The Latest Updates on Lead Aprons for Dental Imaging

Are your X-ray practices current? Explore the latest updates in dental radiography standards and what they mean for your team.

By Paige Anderson, CRDH

In modern dentistry, staying up to date with imaging protocols isn’t just about following the rules. It’s about protecting our patients and improving the quality of care. With new technologies emerging and old recommendations evolving, now is the perfect time to revisit how, when, and why we take dental X-rays. Let’s review updates in dental radiography protocols and what they mean for your practice.

Dental Diagnostics Have Evolved

The tools we use to diagnose oral health issues are more advanced than ever.

Digital X-ray technology has made it possible to capture high-quality images with lower radiation doses, allowing for safer and more efficient imaging across the board. In addition to X-rays, many offices have incorporated adjunctive technologies like infrared caries detection, fluorescence-based tools, and laser diagnostics.

While helpful, these tools do not replace radiographs, which remain the backbone of dental diagnostics. However, they may enable us to perform effective preventive dentistry while minimizing our need for X-rays.

These alternatives are a great addition to our collective toolboxes, especially considering that X-ray hesitancy can be a major roadblock for many patients. Recent changes to the ADA’s X-ray recommendations focus on minimizing unnecessary exposures, making alternative diagnostics a wise investment.

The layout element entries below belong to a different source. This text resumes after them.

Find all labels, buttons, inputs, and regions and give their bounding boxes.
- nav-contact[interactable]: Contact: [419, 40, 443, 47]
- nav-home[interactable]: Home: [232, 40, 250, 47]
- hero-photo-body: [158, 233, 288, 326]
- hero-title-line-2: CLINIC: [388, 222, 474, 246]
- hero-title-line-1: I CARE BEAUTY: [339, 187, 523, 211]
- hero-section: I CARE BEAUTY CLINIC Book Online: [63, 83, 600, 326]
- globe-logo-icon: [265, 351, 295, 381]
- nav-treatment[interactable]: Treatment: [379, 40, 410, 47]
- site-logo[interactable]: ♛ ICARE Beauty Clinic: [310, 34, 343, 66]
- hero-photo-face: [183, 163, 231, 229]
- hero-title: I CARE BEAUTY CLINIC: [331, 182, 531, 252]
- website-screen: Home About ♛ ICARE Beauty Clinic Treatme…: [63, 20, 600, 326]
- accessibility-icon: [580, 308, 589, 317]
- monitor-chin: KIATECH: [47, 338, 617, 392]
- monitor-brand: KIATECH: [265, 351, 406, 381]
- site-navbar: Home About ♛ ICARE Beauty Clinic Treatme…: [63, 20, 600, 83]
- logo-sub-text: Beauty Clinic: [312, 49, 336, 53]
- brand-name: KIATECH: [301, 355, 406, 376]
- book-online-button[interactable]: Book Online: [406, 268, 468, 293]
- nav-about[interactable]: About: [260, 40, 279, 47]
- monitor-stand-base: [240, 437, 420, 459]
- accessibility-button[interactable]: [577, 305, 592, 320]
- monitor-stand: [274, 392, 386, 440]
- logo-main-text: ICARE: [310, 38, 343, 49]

What’s New in X-Ray Recommendations?

Recent updates to imaging protocols reflect both technological advancements and a growing understanding of radiation safety. Here are a few key takeaways.

Personalized Imaging Intervals

Most of us have long adhered to the old routine of yearly bitewings and alternating full-mouth series and panoramic x-rays every three to five years. However, the ADA updated these recommendations several years ago and now recommends a much lower frequency for many patients.

For example, adults with low caries risk and no specific indications should only get bitewings every two to three years. Current recommendations are to base X-ray frequency on caries risk, age, and clinical history rather than following a one-size-fits-all schedule.

CBCT Only When Indicated

Just a few years ago, CBCT scanners were rare, and you may have needed to refer to a specialist such as a maxillofacial surgeon or periodontist to get this type of imaging. These days, more dental practices than ever have a CBCT on-premises.

These powerful scanners offer high-resolution, cross-sectional imaging that can dramatically improve treatment planning. However, CBCT exposes patients to significantly more radiation than conventional 2D radiography, so careful case selection is key.

Changes in Shielding Practices

Perhaps the most surprising update is that lead aprons and thyroid collars may no longer be necessary for many dental X-rays. These updates are based on data showing that, with modern imaging systems, scatter radiation is minimal and the actual benefit of shielding is far less than previously thought.

Do We Still Need to Use Lead Vests and Thyroid Collars?

Lead aprons and thyroid collars were considered essential protective measures for decades. But newer studies have questioned their routine use, especially the thyroid collar, which can sometimes obstruct the beam or cause artifacts, leading to image retakes and increased exposure.

Thanks to improved beam collimation and filtration, modern X-ray systems minimize scatter radiation, and what little scatter occurs often misses the thyroid area entirely. In fact, multiple professional bodies, including the ADA and AAPD, now state that routine shielding may not be necessary for properly calibrated equipment and exposures.

Still, abandoning shields entirely might not be right for every practice or patient.

The Basics Never Change

Even as the tools and recommendations evolve, one principle remains constant: ALARA (As Low As Reasonably Achievable). Every x-ray decision should be grounded in this idea, balancing the diagnostic value of imaging against the need to protect patients from unnecessary radiation.

Educating your team on updated protocols and communicating clearly with patients is also critical. Transparency about why you're taking (or not taking) an X-ray, and how you're minimizing their exposure, builds trust and reinforces your commitment to their well-being.

So, Should We Ditch the Lead Vests?

Not necessarily. While the research supports scaling back on shielding in some cases, patient perception still matters. Many patients associate lead aprons with safety and may feel anxious without one. If it helps reduce patient anxiety and encourages compliance with necessary imaging, it may still be worth using, especially with proper placement that doesn’t interfere with the beam.

Ultimately, the goal is to keep your imaging protocols evidence-based, patient-centered, and flexible. Whether that means modifying shielding habits, adjusting imaging frequency, or upgrading your tech, staying informed ensures that your diagnostic tools work for your patients, not against them.

 

Author: Paige Anderson is a certified registered dental hygienist with eight years of clinical experience and an English degree. She blends her two areas of expertise to create resources for dental providers so they can change lives by giving their patients the highest possible standard of care.